We often get this question from friends and clients who see our photographs. The implication is that just by buying whatever camera we are using they too can take photos like ours. My standard, and rather flippant, response is "Whatever camera I have with me." Cutting through the sarcasm, now that I think about it, that's pretty accurate.
I've just taken a quick count of all the cameras we currently have including cell phones, tablets, point & shoots, DSLRs, etc and quickly ran out of fingers and several toes before I couldn't think of anymore. Now add three computer photo processing software applications and Ansel Adams knows how many mobile photography apps to our hardware collection of two laptops and seven external hard drives and ... whew! It's a wonder we haven't taken out a second mortgage.
My point is: cameras help but that's all they can do.
Imagine asking a concert pianist what piano he uses then going off to buy one for yourself. Chances are, if you're like me and have never played the piano, getting that exact same instrument is not likely to help learning, let alone playing. Even if you are a pianist you won't be able to play that piano any better than your ability - it may sound better because it's a better piano - but if you're not proficient the instrument will not improve it.
The same is true of cameras. It doesn't matter if the camera is an iPhone or a Canon 5D Mark III, the image will reflect the photographer's technical skill and artistic sense because cameras are only tools and tools can't be any better than their operators ability to use them.

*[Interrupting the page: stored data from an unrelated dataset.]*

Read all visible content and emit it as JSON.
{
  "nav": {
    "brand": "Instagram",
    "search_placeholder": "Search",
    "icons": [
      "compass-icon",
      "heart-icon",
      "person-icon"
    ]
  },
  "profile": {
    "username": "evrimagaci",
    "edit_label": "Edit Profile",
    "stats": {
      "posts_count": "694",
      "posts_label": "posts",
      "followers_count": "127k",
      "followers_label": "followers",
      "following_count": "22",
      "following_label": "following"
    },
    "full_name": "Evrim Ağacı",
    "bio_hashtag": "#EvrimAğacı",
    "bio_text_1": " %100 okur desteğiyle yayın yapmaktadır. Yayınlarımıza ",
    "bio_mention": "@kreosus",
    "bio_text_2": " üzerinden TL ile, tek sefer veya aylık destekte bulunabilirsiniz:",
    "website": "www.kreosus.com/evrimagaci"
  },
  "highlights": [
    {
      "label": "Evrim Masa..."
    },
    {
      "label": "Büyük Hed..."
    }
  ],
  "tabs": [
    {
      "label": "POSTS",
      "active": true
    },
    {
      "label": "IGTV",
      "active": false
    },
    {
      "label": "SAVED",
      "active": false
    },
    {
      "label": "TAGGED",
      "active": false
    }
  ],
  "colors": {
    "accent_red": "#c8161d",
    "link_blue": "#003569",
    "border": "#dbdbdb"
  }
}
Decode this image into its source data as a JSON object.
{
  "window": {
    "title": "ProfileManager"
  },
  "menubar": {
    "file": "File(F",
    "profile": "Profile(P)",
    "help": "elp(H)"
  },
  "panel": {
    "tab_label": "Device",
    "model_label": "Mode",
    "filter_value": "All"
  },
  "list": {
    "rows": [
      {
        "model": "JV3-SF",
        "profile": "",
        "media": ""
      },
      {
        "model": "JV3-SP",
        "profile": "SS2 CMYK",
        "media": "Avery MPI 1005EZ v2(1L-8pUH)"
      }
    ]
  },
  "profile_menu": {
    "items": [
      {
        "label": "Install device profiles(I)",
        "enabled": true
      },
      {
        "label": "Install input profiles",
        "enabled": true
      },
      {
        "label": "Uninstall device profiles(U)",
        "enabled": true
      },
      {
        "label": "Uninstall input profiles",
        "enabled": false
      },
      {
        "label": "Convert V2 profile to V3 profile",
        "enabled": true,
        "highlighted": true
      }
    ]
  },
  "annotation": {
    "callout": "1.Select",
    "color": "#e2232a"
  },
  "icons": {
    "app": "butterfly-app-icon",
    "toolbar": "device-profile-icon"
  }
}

I'm not going to suggest a camera to you. Everyone has different requirements, budgets and preferences. You can find great camera reviews online. One of the best review sites is http://www.dpreview.com. Instead I suggest you take pictures, read photography books, take classes, and take pictures, take pictures and then take more pictures. In other words, practice, practice, practice. Join a camera club. If there isn't a group where you live there are loads of them on Facebook. If there isn't a class in your area, or there isn't one that fits your schedule you can find one online. lynda.com has video classes on photographic techniques and composition, software and even for using specific cameras. There's even a free tryout period.
The key to taking consistently good photographs, ones you'd be proud to turn into a calendar or make your own greeting cards from lies in developing your skills to use the camera - Whatever camera you have with you.
Disclaimer: I receive nothing from any of the sites mentioned in this blog post. I use and like them - that's all.